You can do it that way. But, a smarter way would be to take advantage of the fact that the GS can change textures and blend modes in a few cycles. PC GPUs are traditionally much slower at this. Thus, they did whole-object passes. The VU1 has limited memory, but you can do whatever you want with it. So, upload maybe 64 polys worth of untransformed verts. Transform maybe 16 polys in a batch. Send all 16 to the GS for the first pass. Tell the GS to switch textures and blend mode. Send the same, already transformed 16 polys to the GS again. Switch the GS back to the texture/mode of the first pass. Transform 16 more polys. Send them to the GS. And, so on. That way you only transform each poly once.
Can anyone tell difference between VIF0, VIF1, GIF and other data interfaces in other systems? I mean were they somehow different and/or had some features what not used in other interfaces in other systems?
The VIF0 and VIF1 DMA data from main memory into VU0/1 memory. The GIF DMAs data into GS registers. Most other systems had little if any explicit DMA. DMA is basically about copying data around without the CPU or VU doing work. You set up a DMA, go do some other stuff and later the data is copied for you in the background.
The PS3 used DMA to get data in and out of the SPUs. Ideally you wanted an incoming DMA to buffer0 while the SPU was working on buffer1 and while there's a simultaneous DMA out of buffer2 all happening in parallel. That way ALU work never stops to wait for boring load/store ops.
PCs have DMA over the PCI bus. That's the memory controller copying data without the CPU. But, that's all handled by the drivers.

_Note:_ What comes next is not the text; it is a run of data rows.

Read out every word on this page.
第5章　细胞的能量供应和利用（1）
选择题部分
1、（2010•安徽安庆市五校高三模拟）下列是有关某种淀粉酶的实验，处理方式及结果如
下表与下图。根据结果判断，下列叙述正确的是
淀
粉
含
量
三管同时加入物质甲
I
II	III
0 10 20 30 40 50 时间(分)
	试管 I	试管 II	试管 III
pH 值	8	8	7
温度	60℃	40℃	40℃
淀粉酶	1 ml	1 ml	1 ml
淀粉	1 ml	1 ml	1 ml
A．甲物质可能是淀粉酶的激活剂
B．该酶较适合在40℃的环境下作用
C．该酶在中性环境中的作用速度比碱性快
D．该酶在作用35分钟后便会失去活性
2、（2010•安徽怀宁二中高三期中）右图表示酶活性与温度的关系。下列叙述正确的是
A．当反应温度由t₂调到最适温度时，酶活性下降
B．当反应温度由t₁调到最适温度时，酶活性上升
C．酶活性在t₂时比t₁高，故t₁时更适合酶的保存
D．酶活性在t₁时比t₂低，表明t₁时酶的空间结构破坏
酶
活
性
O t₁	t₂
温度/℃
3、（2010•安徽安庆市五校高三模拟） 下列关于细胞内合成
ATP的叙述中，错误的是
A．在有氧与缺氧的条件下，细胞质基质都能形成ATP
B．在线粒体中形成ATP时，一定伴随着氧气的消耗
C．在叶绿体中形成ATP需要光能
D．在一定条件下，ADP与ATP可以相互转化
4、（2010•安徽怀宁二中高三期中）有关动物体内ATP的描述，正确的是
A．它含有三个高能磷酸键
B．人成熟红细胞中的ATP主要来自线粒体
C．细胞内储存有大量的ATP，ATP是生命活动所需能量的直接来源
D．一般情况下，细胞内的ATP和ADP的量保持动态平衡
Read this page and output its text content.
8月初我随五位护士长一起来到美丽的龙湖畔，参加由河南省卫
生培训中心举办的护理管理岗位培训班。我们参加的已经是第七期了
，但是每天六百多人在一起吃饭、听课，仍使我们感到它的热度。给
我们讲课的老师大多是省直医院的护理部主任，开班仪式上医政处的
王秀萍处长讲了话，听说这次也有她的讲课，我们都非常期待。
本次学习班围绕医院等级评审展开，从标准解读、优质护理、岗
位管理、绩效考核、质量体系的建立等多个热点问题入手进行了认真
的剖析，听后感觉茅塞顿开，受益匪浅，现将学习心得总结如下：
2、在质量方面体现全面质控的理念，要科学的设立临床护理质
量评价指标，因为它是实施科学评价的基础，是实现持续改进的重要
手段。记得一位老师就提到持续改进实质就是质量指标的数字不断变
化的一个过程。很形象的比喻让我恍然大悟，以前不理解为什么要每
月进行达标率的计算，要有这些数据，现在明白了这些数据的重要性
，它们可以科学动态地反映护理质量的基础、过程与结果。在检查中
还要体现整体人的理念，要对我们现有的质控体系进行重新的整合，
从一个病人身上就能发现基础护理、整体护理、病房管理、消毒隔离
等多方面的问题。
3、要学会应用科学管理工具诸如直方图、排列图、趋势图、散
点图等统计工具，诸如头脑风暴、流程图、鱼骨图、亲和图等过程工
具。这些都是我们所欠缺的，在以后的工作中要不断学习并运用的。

The GameCube had two memory spaces and you had to explicitly DMA between them. Sometimes people would set up a page fault handler that would DMA data over "automatically" to make it act like a single memory space. But, it was still your code explicitly doing the DMA deep down.
Yes, GS supports basic rules for repeated/tiled textures.
If you get adventurous, you can do better. The GS memory is a big open space without any special bits. Ex: textures don't have any headers or anything like that. However it is 2D instead of linear. So, you can arbitrarily treat any 2D area as a texture and it can work. It can also switch what it considers to be the current texture in a few cycles. Put this together and it's possible to set up tiling arbitrary sub-rectangles within a texture. Which is something that other hardware can only emulate via pixel shaders. IIRC, 3DSMax had this feature for offline rendering. The artists asked about it, but we didn't want to give it to them because it would be a pain to set up on the PS2 and too big of a pain on any other platform.